Had he attacked a convoy directly, the next logical step in the climb, the Russians would risk killing some Poles. The neighboring country, due to its long history crushed between the interests of Germany and Russia, which have deprived it of sovereignty several times, is probably the most aggressive member of NATO.

It was in Warsaw that the plan was drawn up to send its fleet of 28 MiG-29 fighter jets to Kiev to use in the war, since it pilots the model, only to be refuted by the US. That’s where the most insistent calls come from that Volodymyr Zelensky’s call for a Western no-fly zone to be implemented in Ukraine be heard.

Again, a no from NATO, based on the candid admission that such a move would lead to a Third World War with the world’s greatest nuclear power. Still, the gears of war don’t stop.

On Sunday, Polish President Andrzej Duda, a leader almost as illiberal as Jair Bolsonaro, Hungarian neighbor Viktor Orbán or rival Vladimir Putin, said in an interview that NATO should consider going to war if weapons were used. mass destruction in Ukraine.

He refers to the stories told by both sides. According to the Kremlin, the US paid for a network of biological laboratories that, of course, could only exist to make weapons of the kind to carry out the genocide that is said to occur in Donbass (the Russian east of the country). The Americans say that this is an excuse for Putin to make use of this type of weapon, or chemical weapons, which he sanctioned for friendly dictator Bashar al-Assad to use in the Syrian civil war.

Probably both sides are lying or exaggerating, but what matters is that the motivation is drawing. Under this darker lens, this Sunday’s attack was just an inexorable step. The most optimistic view associates the warning with the possibility of an agreement.

The confusion is clear because Russian military activity in western Ukraine was quite limited. There was an unsuccessful attempt to carry out an airborne assault with helicopters near Lviv in the early days of the conflict, and then only sporadic bombings. Nothing like the violence in Mariupol, Kharkiv or around Kiev.

The US has already deployed two Patriot anti-aircraft batteries to Poland.
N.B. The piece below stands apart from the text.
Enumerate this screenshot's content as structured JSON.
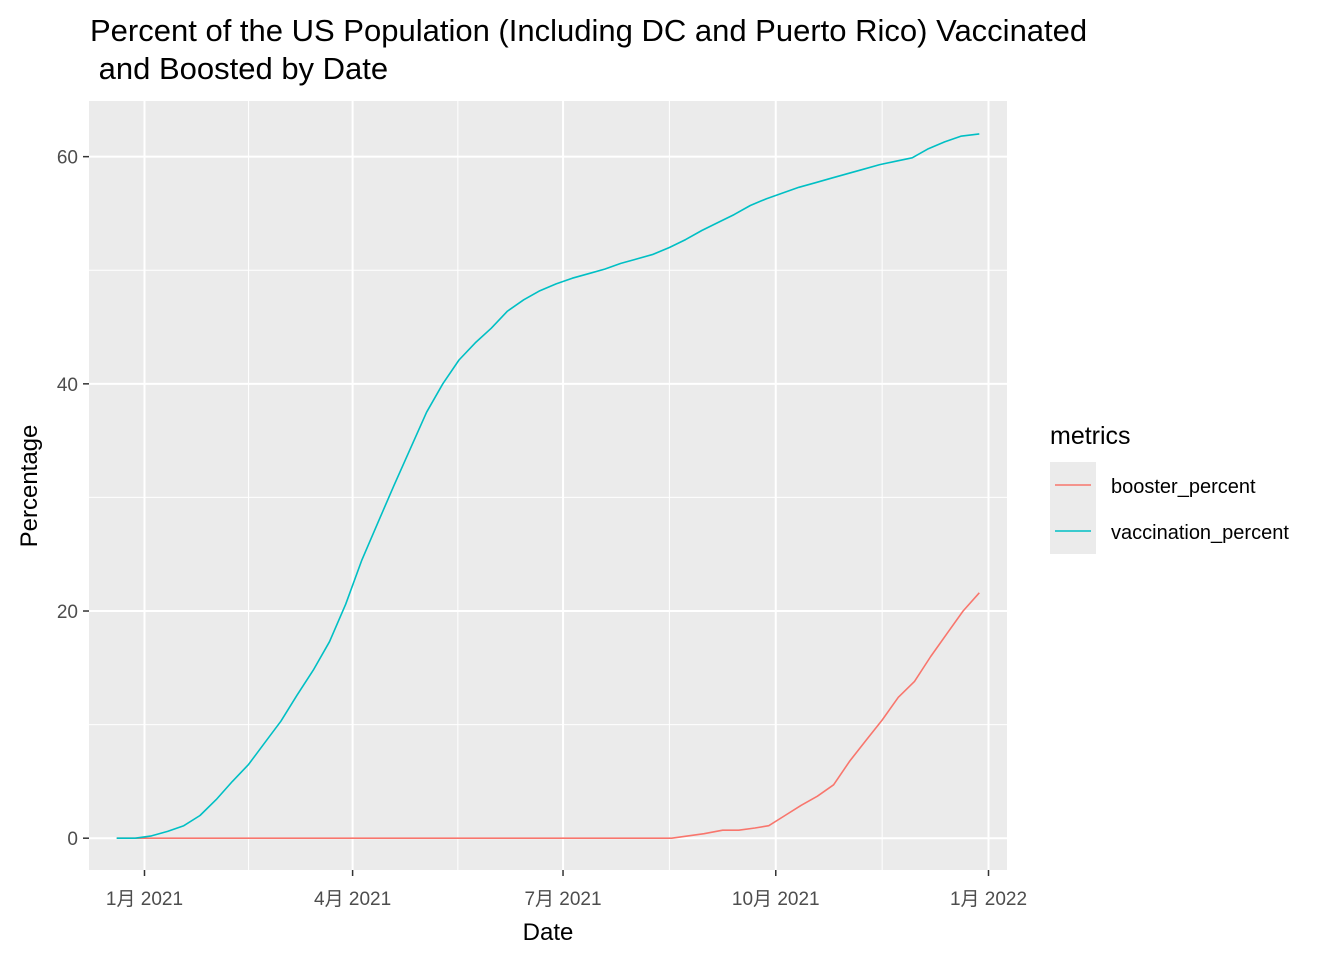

The operational status of this is not known, but one of the fighters or attack planes that fired on Iavoriv this Sunday is enough to escape its trajectory and cross Polish airspace for the clock to advance one minute towards the larger conflict.

There was a rehearsal of this in Syria itself, when a Russian Su-24 fighter-bomber was shot down by an F-16 for basically licking the Turkish border at the start of Moscow’s intervention there in 2015. In the end, diplomacy and objectives commoners spoke louder, but there is no chance that Warsaw will emulate Ankara in its behavior and interests.

In short, everyone involved already has their narrative ready to act in a next chapter, and this is terrifying given that we are talking about forces that detain almost the entirety of the planet’s nuclear warheads.

During the Cuban Missile Crisis in 1962, President John Fitzgerald Kennedy had the book “The Cannons of August” distributed among all commanders of the United States Armed Forces, published that year by the American historian Barbara Tuchman.

The work summed up, concisely and brilliantly, how each factor in the crisis that led to the First World War in August 1914 moved like an autonomous cog in a great gear, ignoring the consequences of its decisions.

Rigid alliance policies, obsolete certainties, incorrect perceptions in the end made the world collapse in the great conflict, which only ended in the even more deadly Second World War 25 years later. In the end, both conflicts reaped something like 100 million souls.

It is not known whether Kennedy’s military read it, but in the end that sharp moment ended the president’s assertion: “We are not going to war,” he said, defying the uniformed machinery that was pushing Washington into nuclear conflict. In 1983, he would move again with great danger, though less publicity.

Almost 60 years after the Cuban crisis, someone should take copies of Tuchman’s book to Putin, Joe Biden, Duda, Zelensky and so many others.